Saving any amount of money for any goal is great. Americans have a hard time saving, thanks to a system that pushes credit down out throats, and increasing cost of living paired with stagnant pay. Six in ten Americans say they can’t cover an unexpected $500 bill. That’s a hard way to live, but it’s the reality for many people.
The truth of the matter is that saving for long term goals is very hard for poor or low income people. When all your money and energy goes into getting by, it’s hard to think of anything besides what’s in front of your face. It’s hard to believe there is a future worth saving for when there’s barely enough to sustain you day to day. It’s expensive to be poor, and it affects the way we think about ourselves and time.
Ultimately, to save for long term goals requires believing that there is a future worth saving for. It means pushing off the short term satisfaction you crave. This applies no matter you income level- it’s just harder for low income people. Here’s how I tackle saving for my goals.
How to Save For Long Term Goals
Separate Your Money- I keep separate savings accounts for separate goals. That’s why I’m the proud owner of seven different savings accounts just in my personal finances. Putting all your money together in one pot makes it difficult to see progress. It also makes it difficult to know which dollars go where.
If you’re saving for a trip to Japan and a birthday present for your boo and they’re all in the same account as the money you use for rent, you could easily spend your savings just by trying to pay your rent.
Open a savings account for each big picture goal you have. For this trip, I designated money to an account nicknamed ‘Travel’ each month. I hit my goal in four months since I could track how much progress I was making and I didn’t spend any of the savings.
Create a separate account to save for long term goals to track your progress and so you won’t accidentally spend it.
Save Early- I’m currently saving for a down payment on a house.
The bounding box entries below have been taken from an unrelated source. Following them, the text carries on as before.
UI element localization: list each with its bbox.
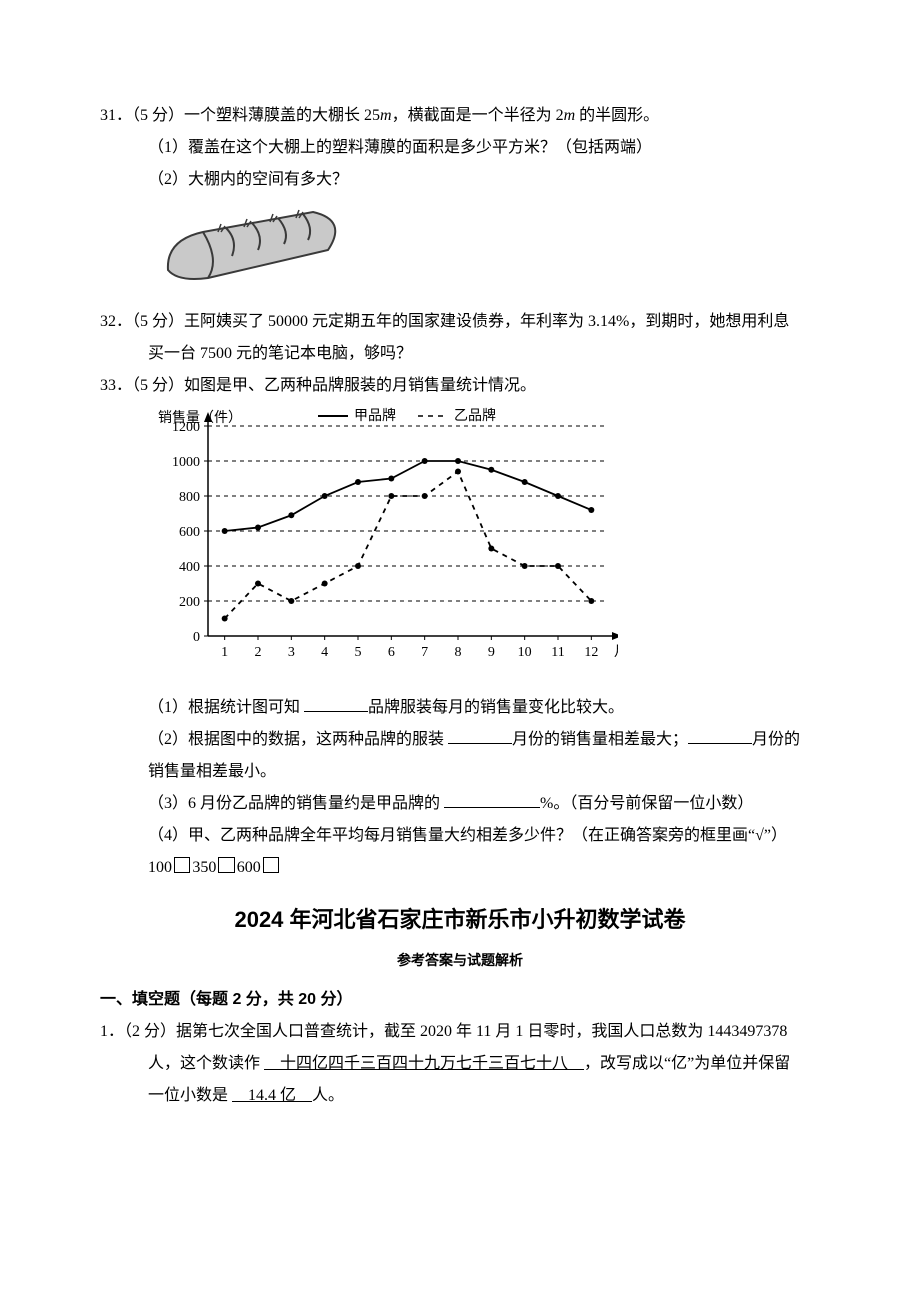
q33-s2a: （2）根据图中的数据，这两种品牌的服装 (148, 731, 448, 748)
svg-text:800: 800 (179, 490, 200, 505)
greenhouse-svg (148, 200, 348, 290)
q32-line2: 买一台 7500 元的笔记本电脑，够吗？ (100, 338, 820, 370)
svg-text:6: 6 (388, 645, 395, 660)
svg-text:1000: 1000 (172, 455, 200, 470)
unit-m: m (564, 107, 576, 124)
checkbox-350[interactable] (218, 857, 234, 873)
svg-text:1: 1 (221, 645, 228, 660)
q31-text-c: 的半圆形。 (575, 107, 659, 124)
blank-percent (444, 791, 540, 808)
svg-text:4: 4 (321, 645, 328, 660)
q33-s3a: （3）6 月份乙品牌的销售量约是甲品牌的 (148, 795, 444, 812)
svg-text:12: 12 (584, 645, 598, 660)
svg-text:1200: 1200 (172, 420, 200, 435)
svg-text:9: 9 (488, 645, 495, 660)
q33-s1: （1）根据统计图可知 品牌服装每月的销售量变化比较大。 (100, 692, 820, 724)
svg-text:11: 11 (551, 645, 564, 660)
blank-month-min (688, 727, 752, 744)
q1-l1: 1．（2 分）据第七次全国人口普查统计，截至 2020 年 11 月 1 日零时… (100, 1016, 820, 1048)
q31-line1: 31．（5 分）一个塑料薄膜盖的大棚长 25m，横截面是一个半径为 2m 的半圆… (100, 100, 820, 132)
svg-text:0: 0 (193, 630, 200, 645)
q33-s3b: %。（百分号前保留一位小数） (540, 795, 753, 812)
svg-text:销售量（件）: 销售量（件） (158, 410, 242, 426)
svg-text:7: 7 (421, 645, 428, 660)
q33-s3: （3）6 月份乙品牌的销售量约是甲品牌的 %。（百分号前保留一位小数） (100, 788, 820, 820)
line-chart-svg: 销售量（件）甲品牌乙品牌0200400600800100012001234567… (148, 406, 618, 676)
q33-s2-l1: （2）根据图中的数据，这两种品牌的服装 月份的销售量相差最大； 月份的 (100, 724, 820, 756)
checkbox-600[interactable] (263, 857, 279, 873)
q33-s4a: （4）甲、乙两种品牌全年平均每月销售量大约相差多少件？（在正确答案旁的框里画“√… (100, 820, 820, 852)
q1-ans2: 14.4 亿 (232, 1087, 312, 1104)
svg-text:2: 2 (255, 645, 262, 660)
svg-text:400: 400 (179, 560, 200, 575)
q31-text-a: 31．（5 分）一个塑料薄膜盖的大棚长 25 (100, 107, 380, 124)
q33-s1b: 品牌服装每月的销售量变化比较大。 (368, 699, 624, 716)
q1-l2a: 人，这个数读作 (148, 1055, 264, 1072)
checkbox-100[interactable] (174, 857, 190, 873)
svg-text:8: 8 (455, 645, 462, 660)
opt-350: 350 (192, 859, 216, 876)
section1-header: 一、填空题（每题 2 分，共 20 分） (100, 984, 820, 1016)
svg-text:5: 5 (355, 645, 362, 660)
q31-sub1: （1）覆盖在这个大棚上的塑料薄膜的面积是多少平方米？（包括两端） (100, 132, 820, 164)
unit-m: m (380, 107, 392, 124)
paper-title: 2024 年河北省石家庄市新乐市小升初数学试卷 (100, 898, 820, 942)
blank-month-max (448, 727, 512, 744)
q33-s2b: 月份的销售量相差最大； (512, 731, 688, 748)
q32-line1: 32．（5 分）王阿姨买了 50000 元定期五年的国家建设债券，年利率为 3.… (100, 306, 820, 338)
q1-l3b: 人。 (312, 1087, 344, 1104)
svg-text:乙品牌: 乙品牌 (454, 407, 496, 424)
q1-ans1: 十四亿四千三百四十九万七千三百七十八 (264, 1055, 584, 1072)
q1-l3a: 一位小数是 (148, 1087, 232, 1104)
q33-s1a: （1）根据统计图可知 (148, 699, 304, 716)
opt-600: 600 (237, 859, 261, 876)
q1-l3: 一位小数是 14.4 亿 人。 (100, 1080, 820, 1112)
q33-s2-l2: 销售量相差最小。 (100, 756, 820, 788)
document-page: 31．（5 分）一个塑料薄膜盖的大棚长 25m，横截面是一个半径为 2m 的半圆… (0, 0, 920, 1302)
q33-s2c: 月份的 (752, 731, 800, 748)
q33-chart: 销售量（件）甲品牌乙品牌0200400600800100012001234567… (148, 406, 820, 688)
svg-text:10: 10 (518, 645, 532, 660)
greenhouse-figure (148, 200, 820, 302)
svg-text:200: 200 (179, 595, 200, 610)
q33-head: 33．（5 分）如图是甲、乙两种品牌服装的月销售量统计情况。 (100, 370, 820, 402)
svg-text:3: 3 (288, 645, 295, 660)
blank-brand (304, 695, 368, 712)
opt-100: 100 (148, 859, 172, 876)
paper-subtitle: 参考答案与试题解析 (100, 946, 820, 974)
q1-l2: 人，这个数读作 十四亿四千三百四十九万七千三百七十八 ，改写成以“亿”为单位并保… (100, 1048, 820, 1080)
svg-text:月份: 月份 (614, 644, 618, 660)
q31-sub2: （2）大棚内的空间有多大？ (100, 164, 820, 196)
q31-text-b: ，横截面是一个半径为 2 (392, 107, 564, 124)
svg-text:甲品牌: 甲品牌 (354, 407, 396, 424)
svg-text:600: 600 (179, 525, 200, 540)
q1-l2b: ，改写成以“亿”为单位并保留 (584, 1055, 790, 1072)
q33-s4b: 100 350 600 (100, 852, 820, 884)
I don’t plan to buy said house for another two years. But you know what, houses are expensive and I can’t just pull $20,000 for a downpayment out of my butt in the two months before I want to buy a home.
So I’ve started saving a little each month NOW, way before I need the money. Starting to save in advance works really well for long term goals since, you know, they’re long term. A little at a time adds up to big numbers, but won’t break your budget each month.
Know Your Number- Want to know my personal finance blogger secret? I DON’T AUTOMATE MY SAVINGS!
Every article you read about saving will tell you to automate, and it’s great advice. If you can, you should. So why don’t I?
Two main reasons: I love manually moving money around in my accounts. I get a genuine pleasure from it, and I like spending time with my money on the regular.
Second, as a freelance worker, my income varies month to money. Sometimes just a few hundred dollars, sometimes a few thousand. Setting up an automatic deduction means you have to pick an exact day for the money to be transferred. Frankly, I don’t always have the money in my account on the same day every month.
Still, I’m a prolific saver. I know how much money I need or want to save in order to hit my goals and I set a timeline for myself. For this trip, I saved about $4,000 in four months. Some months I saved a ton of money, and some months it was only $200. I still hit my goal in time.
Knowing my savings number and when I want to spend the money gives me both a goal and timeline. For someone like me, this is enough to save the money month to month.
Tell me how you successfully save for long term goals!